# Deepcamp: Codelab 3

**In this tutorial we will cover**:

- Pytorch: a Deep learning framework
- Fine-tuning a pretrained Neural Network on a 
- Using a Web service for fine-tuning


**Author**:
- Alessio Devoto (alessio.devoto@uniroma1.it)


**Duration**: 50 mins 


**Warning**: Make sure your colab has the GPU option enabled!

# German Traffic Sign Recognition Benchmark 

We need a model to classify photos of traffic signs.

What are we going to do? 🤔

1. Data import & preprocessing 💾
2. Download of a pretrained neural network
3. Fine-tuning & evaluation of the neural network 📉

We first import the necessary libraries as usual

In [24]:
import torch
from torch.nn import Linear
import torchvision
from torchvision.transforms import Compose, ToTensor, Normalize, Resize, ToPILImage

from torchvision.datasets import GTSRB # 43 classes

## 1. Data import and preprocessing
There is plenty of [torchvision datasets](https://pytorch.org/vision/stable/datasets.html) to use off-the-shelf if you ever want to try yourself.

## 1.1 Data import
In this case, we can leverage torchvision's built-in dataset collection. The torchvision.datasets modules makes several famouse datasets available. 

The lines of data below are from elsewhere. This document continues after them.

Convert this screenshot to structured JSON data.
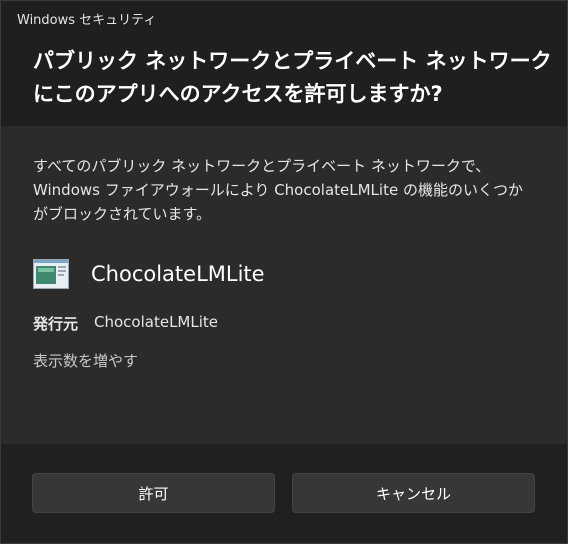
{
  "window": {
    "title": "Windows セキュリティ"
  },
  "dialog": {
    "heading": "パブリック ネットワークとプライベート ネットワークにこのアプリへのアクセスを許可しますか?",
    "description": "すべてのパブリック ネットワークとプライベート ネットワークで、Windows ファイアウォールにより ChocolateLMLite の機能のいくつかがブロックされています。",
    "app_name": "ChocolateLMLite",
    "publisher_label": "発行元",
    "publisher_value": "ChocolateLMLite",
    "more_link": "表示数を増やす"
  },
  "buttons": {
    "allow": "許可",
    "cancel": "キャンセル"
  },
  "icons": {
    "app": "app-window-icon"
  },
  "colors": {
    "header_bg": "#1f1f1f",
    "content_bg": "#2b2b2b",
    "footer_bg": "#202020",
    "button_bg": "#373737"
  }
}
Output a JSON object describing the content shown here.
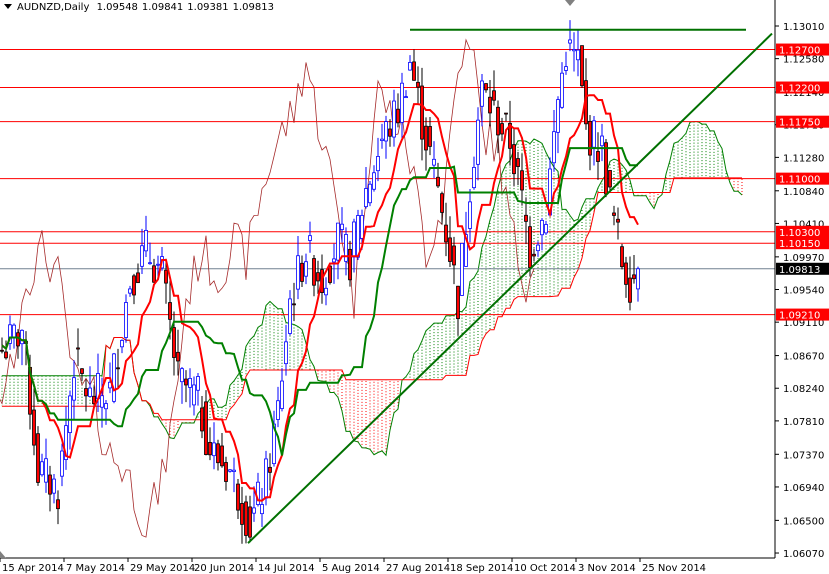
{
  "header": {
    "symbol": "AUDNZD,Daily",
    "open": "1.09548",
    "high": "1.09841",
    "low": "1.09381",
    "close": "1.09813"
  },
  "colors": {
    "bull": "#0000ff",
    "bear_body": "#ff0000",
    "tenkan": "#ff0000",
    "kijun": "#008000",
    "chikou": "#a52a2a",
    "cloud_up": "#008000",
    "cloud_down": "#ff0000",
    "level": "#ff0000",
    "trend": "#007000",
    "current": "#000000"
  },
  "chart_data": {
    "type": "candlestick",
    "title": "AUDNZD,Daily",
    "indicator": "Ichimoku Kinko Hyo (9,26,52)",
    "ylim": [
      1.0607,
      1.131
    ],
    "y_ticks": [
      "1.13010",
      "1.12580",
      "1.12140",
      "1.11710",
      "1.11280",
      "1.10840",
      "1.10410",
      "1.09970",
      "1.09540",
      "1.09110",
      "1.08670",
      "1.08240",
      "1.07810",
      "1.07370",
      "1.06940",
      "1.06500",
      "1.06070"
    ],
    "x_ticks": [
      {
        "bar": 0,
        "label": "15 Apr 2014"
      },
      {
        "bar": 16,
        "label": "7 May 2014"
      },
      {
        "bar": 32,
        "label": "29 May 2014"
      },
      {
        "bar": 48,
        "label": "20 Jun 2014"
      },
      {
        "bar": 64,
        "label": "14 Jul 2014"
      },
      {
        "bar": 80,
        "label": "5 Aug 2014"
      },
      {
        "bar": 96,
        "label": "27 Aug 2014"
      },
      {
        "bar": 112,
        "label": "18 Sep 2014"
      },
      {
        "bar": 128,
        "label": "10 Oct 2014"
      },
      {
        "bar": 144,
        "label": "3 Nov 2014"
      },
      {
        "bar": 160,
        "label": "25 Nov 2014"
      }
    ],
    "close_anchors": [
      [
        0,
        1.0874
      ],
      [
        5,
        1.0901
      ],
      [
        9,
        1.0716
      ],
      [
        14,
        1.069
      ],
      [
        18,
        1.086
      ],
      [
        22,
        1.081
      ],
      [
        27,
        1.082
      ],
      [
        32,
        1.0967
      ],
      [
        36,
        1.1006
      ],
      [
        40,
        1.0973
      ],
      [
        44,
        1.0835
      ],
      [
        49,
        1.081
      ],
      [
        52,
        1.0743
      ],
      [
        57,
        1.0716
      ],
      [
        62,
        1.0644
      ],
      [
        66,
        1.0703
      ],
      [
        69,
        1.0795
      ],
      [
        72,
        1.094
      ],
      [
        76,
        1.1006
      ],
      [
        80,
        1.0967
      ],
      [
        84,
        1.1019
      ],
      [
        87,
        1.0993
      ],
      [
        91,
        1.1085
      ],
      [
        95,
        1.1151
      ],
      [
        99,
        1.119
      ],
      [
        102,
        1.1256
      ],
      [
        105,
        1.1177
      ],
      [
        109,
        1.1085
      ],
      [
        112,
        1.1006
      ],
      [
        114,
        1.094
      ],
      [
        117,
        1.1098
      ],
      [
        120,
        1.1217
      ],
      [
        124,
        1.1177
      ],
      [
        127,
        1.1151
      ],
      [
        130,
        1.107
      ],
      [
        132,
        1.1006
      ],
      [
        136,
        1.1059
      ],
      [
        139,
        1.1204
      ],
      [
        141,
        1.127
      ],
      [
        144,
        1.1256
      ],
      [
        146,
        1.1164
      ],
      [
        150,
        1.1138
      ],
      [
        152,
        1.107
      ],
      [
        155,
        1.0993
      ],
      [
        157,
        1.0967
      ],
      [
        159,
        1.0981
      ]
    ],
    "levels": [
      {
        "price": 1.127,
        "label": "1.12700"
      },
      {
        "price": 1.122,
        "label": "1.12200"
      },
      {
        "price": 1.1175,
        "label": "1.11750"
      },
      {
        "price": 1.11,
        "label": "1.11000"
      },
      {
        "price": 1.103,
        "label": "1.10300"
      },
      {
        "price": 1.1015,
        "label": "1.10150"
      },
      {
        "price": 1.0921,
        "label": "1.09210"
      }
    ],
    "current_price": {
      "price": 1.09813,
      "label": "1.09813"
    },
    "resistance_line": {
      "price": 1.1296,
      "from_bar": 102,
      "to_bar": 186
    },
    "trendline": {
      "from": [
        61.5,
        1.062
      ],
      "to": [
        192.5,
        1.1291
      ]
    }
  }
}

In general, we can pick between train and validation set via some flags.

In [25]:
trainset = GTSRB(root='./data', split='train', download=True, transform=None) # only download train split
testset = GTSRB(root='./data', split='test', download=True, transform=None)

image, label = trainset[0]
# image will be the input datum to our model
# label is the class corresponding to that image

In [26]:
# this is a <PIL Image>
# PIL is a library for imaging 
image.show()

In [27]:
# the class corresponding to this image
label

0

We have 43 different classes in this dataset. This would be too much for our poor Colab free GPU 

Let us create new datasets that contain only 3 of the initial 43 classes.

In [None]:
"""labels_to_keep = {0,1,2}
keep_train_idx = [idx for idx, elem in enumerate(trainset) if elem[1] in labels_to_keep]
keep_test_idx = [idx for idx, elem in enumerate(testset) if elem[1] in labels_to_keep]

trainset = torch.utils.data.Subset(trainset, keep_train_idx)
testset = torch.utils.data.Subset(trainset, keep_test_idx)"""


### 1.1 Transforms

Let me introduce you torchvision transforms!
Transforms are a powerful concept that allows us to preprocess each sample in the dataset right after it is retrieved. They can be used for a lot of tasks, like resizing images or performing data augmentation.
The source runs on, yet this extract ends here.